Tout compte : des bénévoles finlandais se mobilisent pour l’environnement de leur pays

Entre mise en place de capteurs hydroacoustiques et aménagement de sites de nidification dans la neige au bénéfice du phoque annelé du Saimaa, espèce menacée, des Finlandais mettent leurs compétences au service de la préservation de la nature.

Bien que 70 % de la population finlandaise vive dans des villes, les Finlandais se sentent reliés à la nature, tandis que bon nombre d’entre eux s’estiment personnellement responsables de la protection de celle-ci.

Par exemple, plus de 80 % des Finlandais déclarent que la forêt a de l’importance à leurs yeux. Les forêts couvrent 70 % du pays, qui compte également 188 000 lacs.
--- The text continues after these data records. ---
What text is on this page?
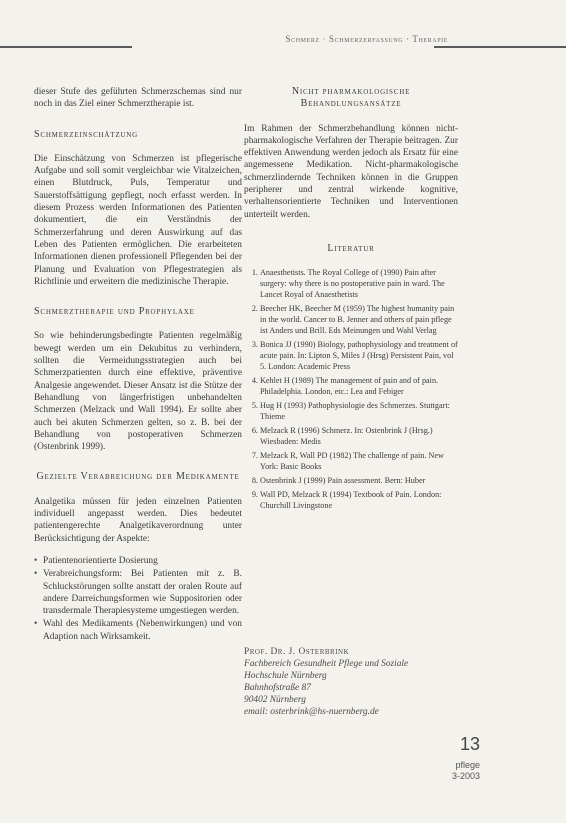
Schmerz · Schmerzerfassung · Therapie

dieser Stufe des geführten Schmerzschemas sind nur noch in das Ziel einer Schmerztherapie ist.

Schmerzeinschätzung

Die Einschätzung von Schmerzen ist pflegerische Aufgabe und soll somit vergleichbar wie Vitalzeichen, einen Blutdruck, Puls, Temperatur und Sauerstoffsättigung gepflegt, noch erfasst werden. In diesem Prozess werden Informationen des Patienten dokumentiert, die ein Verständnis der Schmerzerfahrung und deren Auswirkung auf das Leben des Patienten ermöglichen. Die erarbeiteten Informationen dienen professionell Pflegenden bei der Planung und Evaluation von Pflegestrategien als Richtlinie und erweitern die medizinische Therapie.

Schmerztherapie und Prophylaxe

So wie behinderungsbedingte Patienten regelmäßig bewegt werden um ein Dekubitus zu verhindern, sollten die Vermeidungsstrategien auch bei Schmerzpatienten durch eine effektive, präventive Analgesie angewendet. Dieser Ansatz ist die Stütze der Behandlung von längerfristigen unbehandelten Schmerzen (Melzack und Wall 1994). Er sollte aber auch bei akuten Schmerzen gelten, so z. B. bei der Behandlung von postoperativen Schmerzen (Ostenbrink 1999).

Gezielte Verabreichung der Medikamente

Analgetika müssen für jeden einzelnen Patienten individuell angepasst werden. Dies bedeutet patientengerechte Analgetikaverordnung unter Berücksichtigung der Aspekte:

• Patientenorientierte Dosierung
• Verabreichungsform: Bei Patienten mit z. B. Schluckstörungen sollte anstatt der oralen Route auf andere Darreichungsformen wie Suppositorien oder transdermale Therapiesysteme umgestiegen werden.
• Wahl des Medikaments (Nebenwirkungen) und von Adaption nach Wirksamkeit.
Nicht pharmakologische Behandlungsansätze

Im Rahmen der Schmerzbehandlung können nicht-pharmakologische Verfahren der Therapie beitragen. Zur effektiven Anwendung werden jedoch als Ersatz für eine angemessene Medikation. Nicht-pharmakologische schmerzlindernde Techniken können in die Gruppen peripherer und zentral wirkende kognitive, verhaltensorientierte Techniken und Interventionen unterteilt werden.

Literatur
1. Anaesthetists. The Royal College of (1990) Pain after surgery: why there is no postoperative pain in ward. The Lancet Royal of Anaesthetists
2. Beecher HK, Beecher M (1959) The highest humanity pain in the world. Cancer to B. Jenner and others of pain pflege ist Anders und Brill. Eds Meinungen und Wahl Verlag
3. Bonica JJ (1990) Biology, pathophysiology and treatment of acute pain. In: Lipton S, Miles J (Hrsg) Persistent Pain, vol 5. London: Academic Press
4. Kehlet H (1989) The management of pain and of pain. Philadelphia. London, etc.: Lea and Febiger
5. Hug H (1993) Pathophysiologie des Schmerzes. Stuttgart: Thieme
6. Melzack R (1996) Schmerz. In: Ostenbrink J (Hrsg.) Wiesbaden: Medis
7. Melzack R, Wall PD (1982) The challenge of pain. New York: Basic Books
8. Ostenbrink J (1999) Pain assessment. Bern: Huber
9. Wall PD, Melzack R (1994) Textbook of Pain. London: Churchill Livingstone
Prof. Dr. J. Osterbrink
Fachbereich Gesundheit Pflege und Soziale
Hochschule Nürnberg
Bahnhofstraße 87
90402 Nürnberg
email: osterbrink@hs-nuernberg.de
13
pflege
3-2003
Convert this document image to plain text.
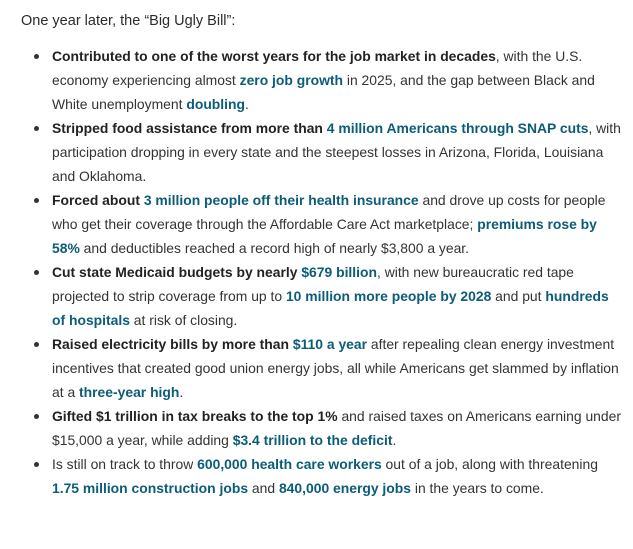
One year later, the “Big Ugly Bill”:

Contributed to one of the worst years for the job market in decades, with the U.S. economy experiencing almost zero job growth in 2025, and the gap between Black and White unemployment doubling.
Stripped food assistance from more than 4 million Americans through SNAP cuts, with participation dropping in every state and the steepest losses in Arizona, Florida, Louisiana and Oklahoma.
Forced about 3 million people off their health insurance and drove up costs for people who get their coverage through the Affordable Care Act marketplace; premiums rose by 58% and deductibles reached a record high of nearly $3,800 a year.
Cut state Medicaid budgets by nearly $679 billion, with new bureaucratic red tape projected to strip coverage from up to 10 million more people by 2028 and put hundreds of hospitals at risk of closing.
Raised electricity bills by more than $110 a year after repealing clean energy investment incentives that created good union energy jobs, all while Americans get slammed by inflation at a three-year high.
Gifted $1 trillion in tax breaks to the top 1% and raised taxes on Americans earning under $15,000 a year, while adding $3.4 trillion to the deficit.
Is still on track to throw 600,000 health care workers out of a job, along with threatening 1.75 million construction jobs and 840,000 energy jobs in the years to come.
L’engagement bénévole pour la nature est l’une des manifestations du lien existant entre les Finlandais et la nature.

Il existe en Finlande une tradition de travail participatif au service d’un objectif commun, notion qui s’exprime par le mot finnois talkoot. Appliquées aux problématiques environnementales, ces tâches pratiques portent souvent sur le nettoyage, l’entretien ou la protection des espaces naturels. Un groupe de voisins pourra par exemple se porter volontaire pour ramasser les détritus traînant dans un parc situé près de chez eux ; autre exemple, les pouvoirs publics du pays pourront faire appel à des ornithologues bénévoles pour dresser le décompte des nids d’aigle royal en Laponie (étant précisé que cette espèce, Aquila chrysaetos de son nom latin, est officiellement classée « vulnérable » en Finlande, même si elle n’est pas menacée au niveau mondial).
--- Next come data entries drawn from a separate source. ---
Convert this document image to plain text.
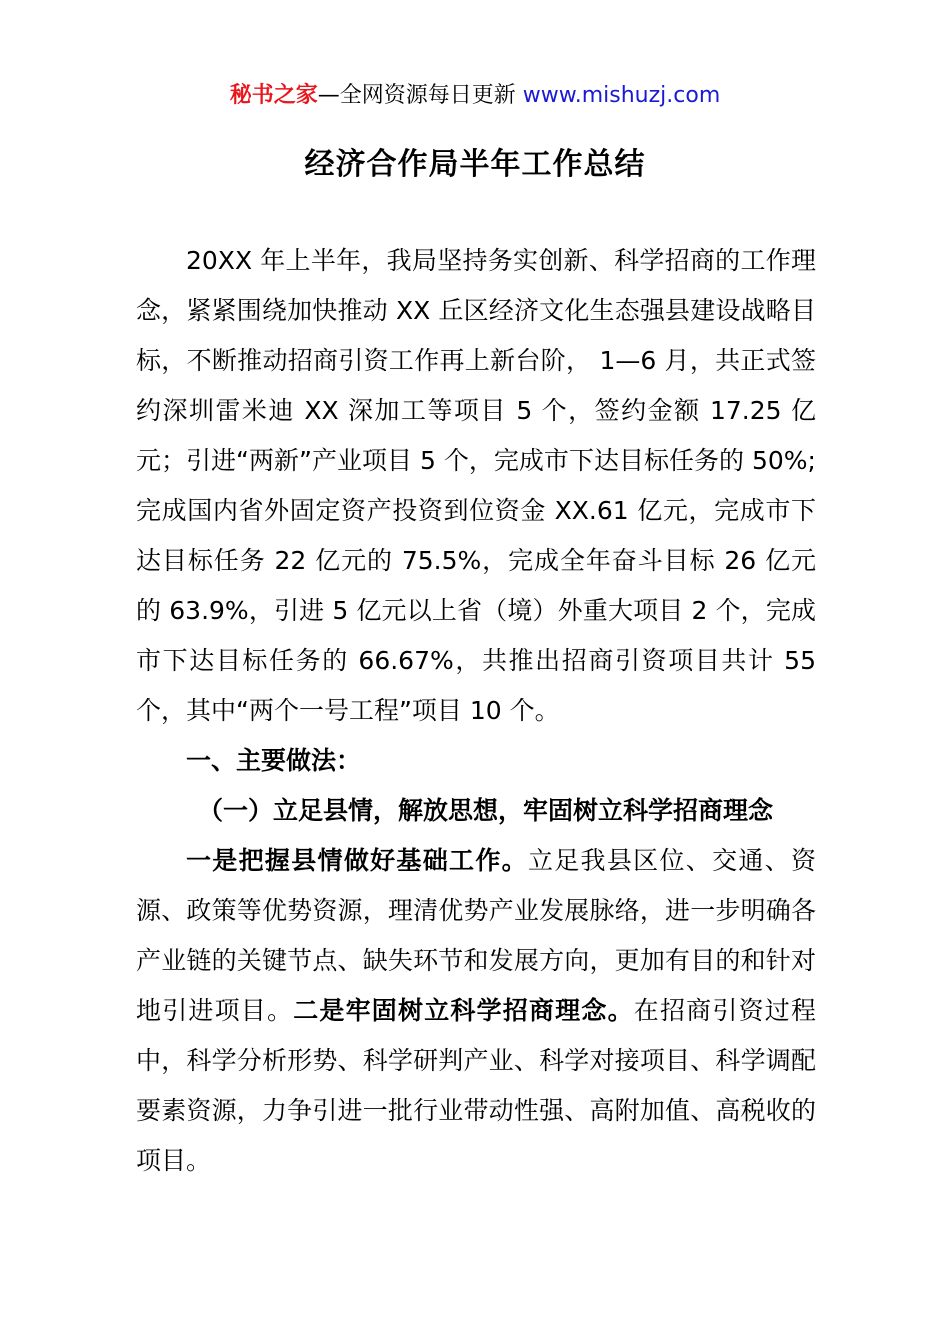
秘书之家—全网资源每日更新 www.mishuzj.com
经济合作局半年工作总结

20XX 年上半年，我局坚持务实创新、科学招商的工作理念，紧紧围绕加快推动 XX 丘区经济文化生态强县建设战略目标，不断推动招商引资工作再上新台阶， 1—6 月，共正式签约深圳雷米迪 XX 深加工等项目 5 个，签约金额 17.25 亿元；引进“两新”产业项目 5 个，完成市下达目标任务的 50%;完成国内省外固定资产投资到位资金 XX.61 亿元，完成市下达目标任务 22 亿元的 75.5%，完成全年奋斗目标 26 亿元的 63.9%，引进 5 亿元以上省（境）外重大项目 2 个，完成市下达目标任务的 66.67%，共推出招商引资项目共计 55 个，其中“两个一号工程”项目 10 个。

一、主要做法：

（一）立足县情，解放思想，牢固树立科学招商理念

一是把握县情做好基础工作。立足我县区位、交通、资源、政策等优势资源，理清优势产业发展脉络，进一步明确各产业链的关键节点、缺失环节和发展方向，更加有目的和针对地引进项目。二是牢固树立科学招商理念。在招商引资过程中，科学分析形势、科学研判产业、科学对接项目、科学调配要素资源，力争引进一批行业带动性强、高附加值、高税收的项目。
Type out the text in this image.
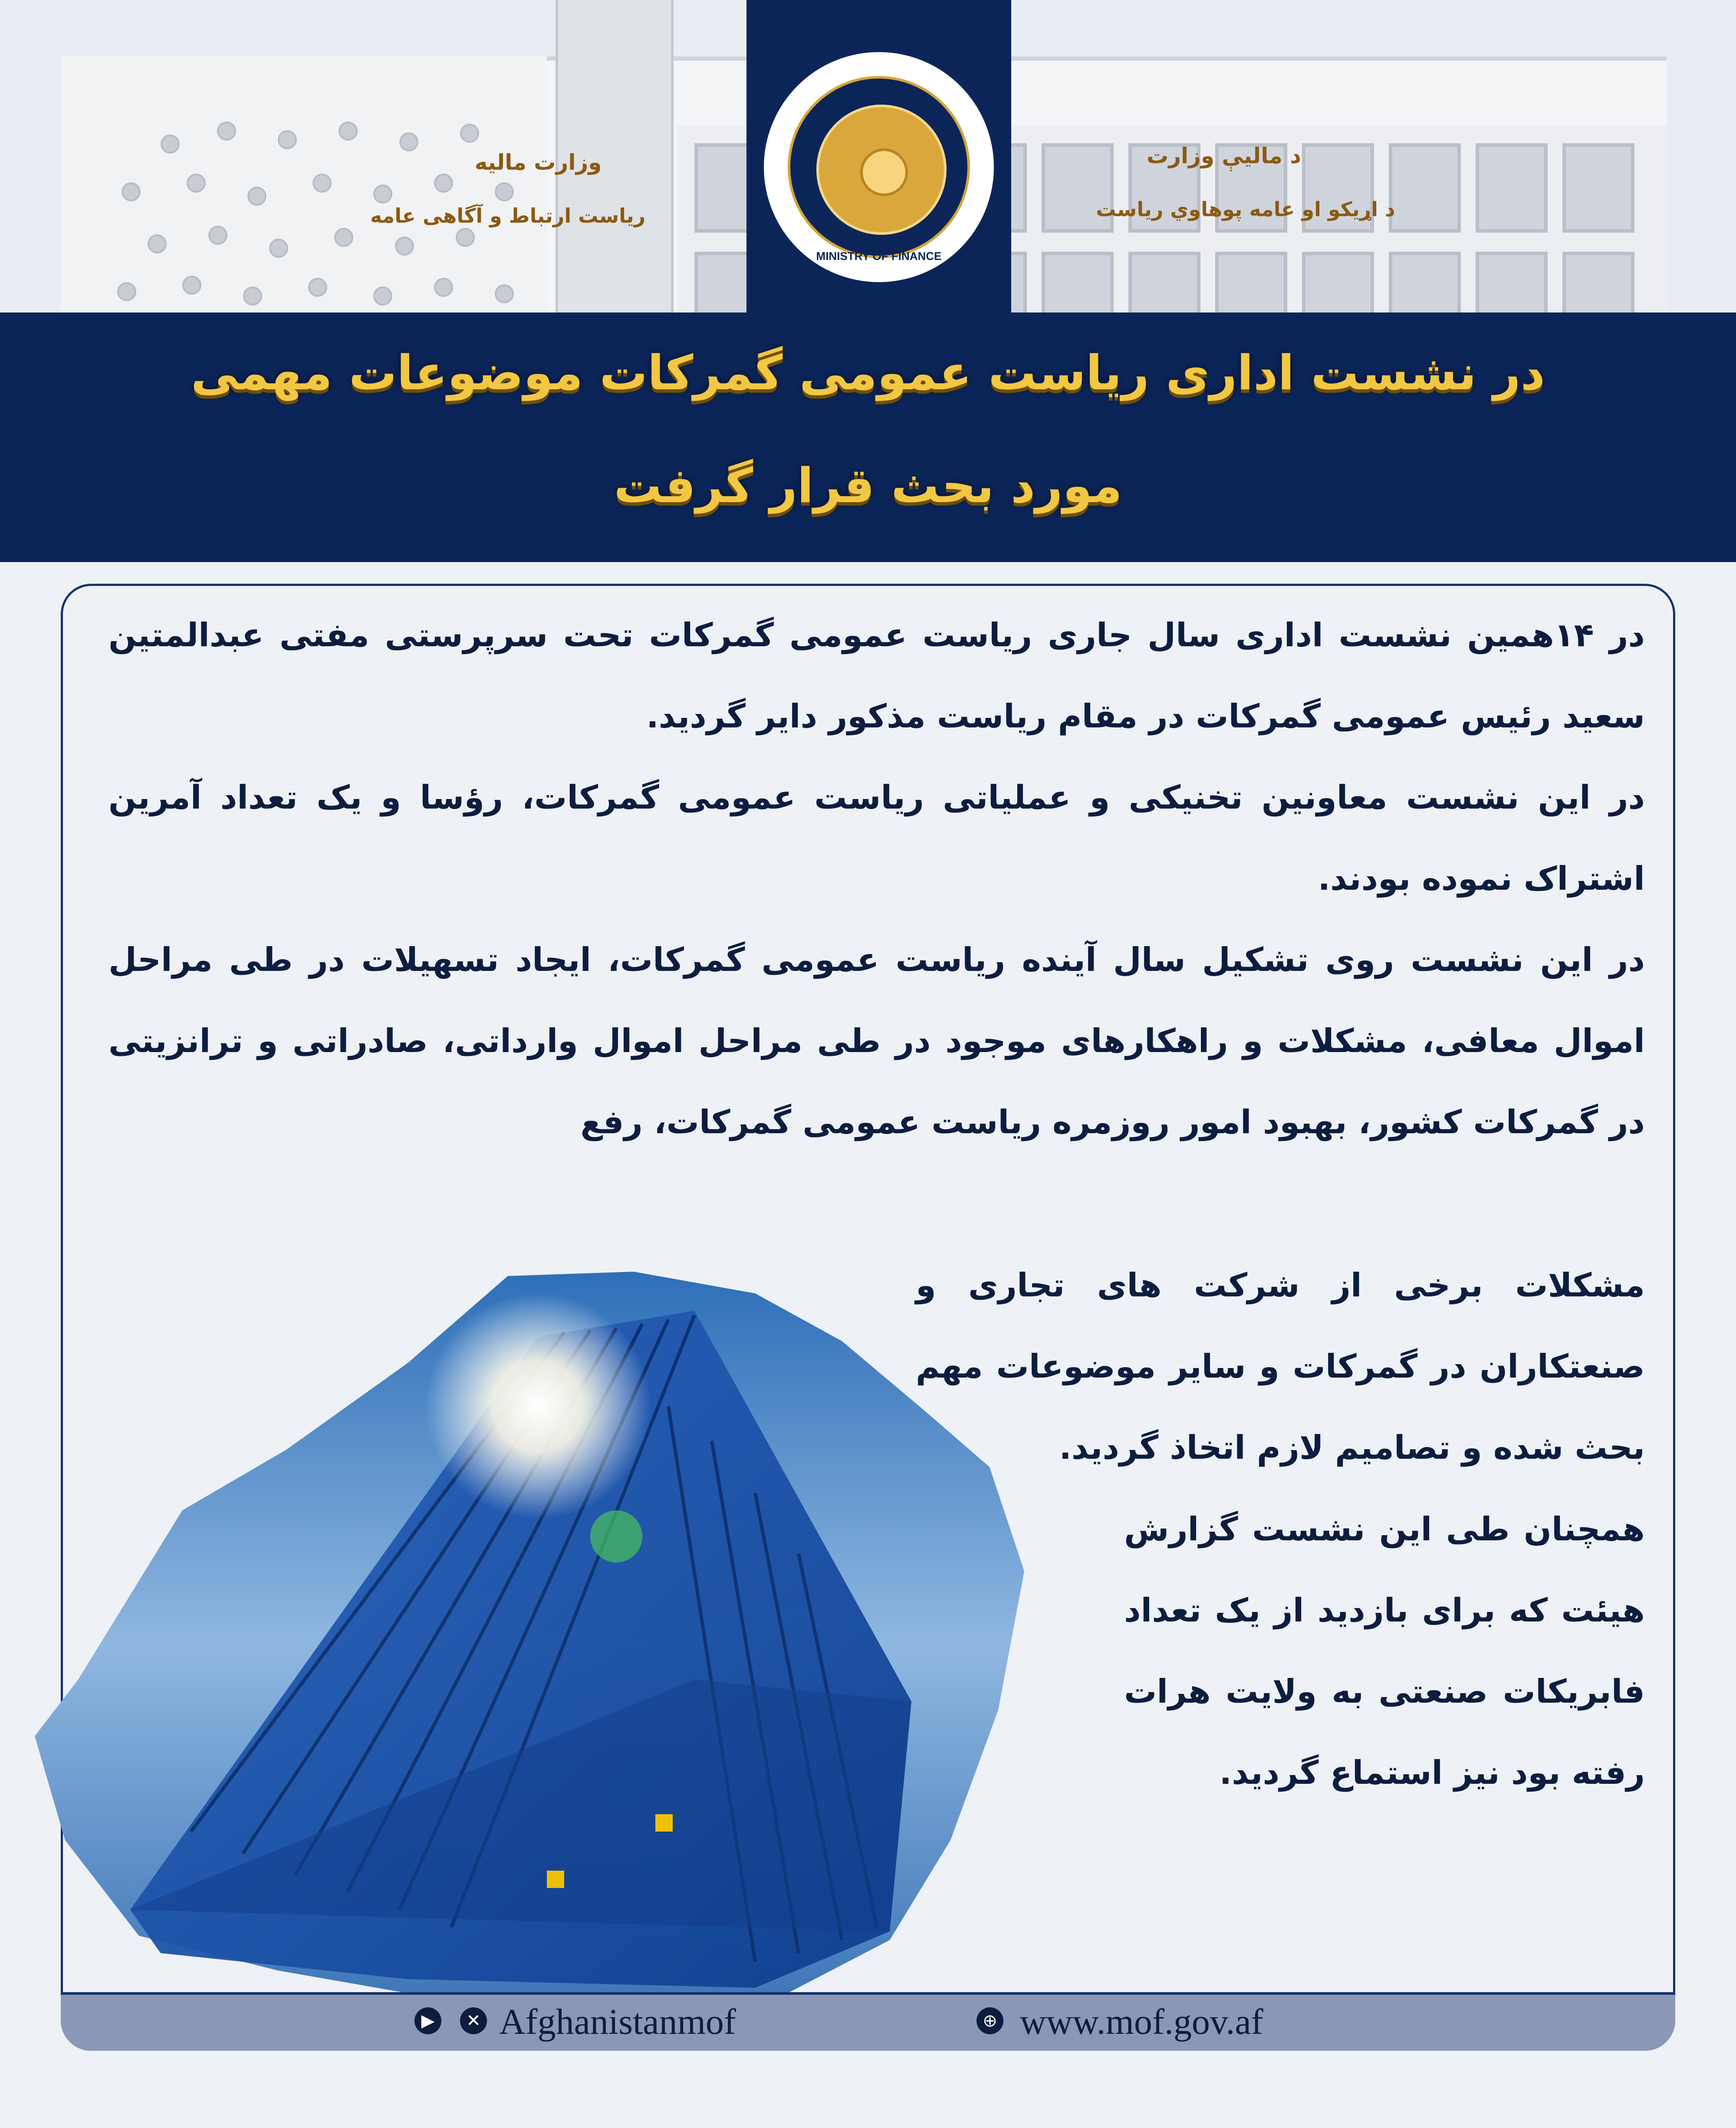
MINISTRY OF FINANCE
وزارت مالیه
ریاست ارتباط و آگاهی عامه
د مالیې وزارت
د اړیکو او عامه پوهاوي ریاست
در نشست اداری ریاست عمومی گمرکات موضوعات مهمی
مورد بحث قرار گرفت
در ۱۴همین نشست اداری سال جاری ریاست عمومی گمرکات تحت سرپرستی مفتی عبدالمتین سعید رئیس عمومی گمرکات در مقام ریاست مذکور دایر گردید.
در این نشست معاونین تخنیکی و عملیاتی ریاست عمومی گمرکات، رؤسا و یک تعداد آمرین اشتراک نموده بودند.
در این نشست روی تشکیل سال آینده ریاست عمومی گمرکات، ایجاد تسهیلات در طی مراحل اموال معافی، مشکلات و راهکارهای موجود در طی مراحل اموال وارداتی، صادراتی و ترانزیتی در گمرکات کشور، بهبود امور روزمره ریاست عمومی گمرکات، رفع
مشکلات برخی از شرکت های تجاری و صنعتکاران در گمرکات و سایر موضوعات مهم بحث شده و تصامیم لازم اتخاذ گردید.
همچنان طی این نشست گزارش هیئت که برای بازدید از یک تعداد فابریکات صنعتی به ولایت هرات رفته بود نیز استماع گردید.
▶	✕ Afghanistanmof	⊕ www.mof.gov.af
Un phoque pas comme les autres

Au bord d’un lac à la surface recouverte de glace, des gens s’aident de pelles pour constituer des amas de neige.

Des bénévoles aident à constituer des amas de neige au milieu desquels les phoques pourront se faire un abri en l’absence de congères naturelles. 
Photo : Markus Sirkka/Lehtikuva

Le lac Saimaa, un vaste système lacustre intégrant en Finlande de l’Est un ensemble de lacs, de bras de mer et d’îles reliés entre eux, constitue le plus important plan d’eau du pays avec sa superficie atteignant près de 4 400 kilomètres carrés.

Ce vaste lac abrite également l’animal le plus célèbre de Finlande : le phoque annelé du Saimaa, dont l’espèce gravement menacée ne compte plus qu’environ 410 individus. La survie des phoques dépend largement de l’engagement des bénévoles sur le terrain.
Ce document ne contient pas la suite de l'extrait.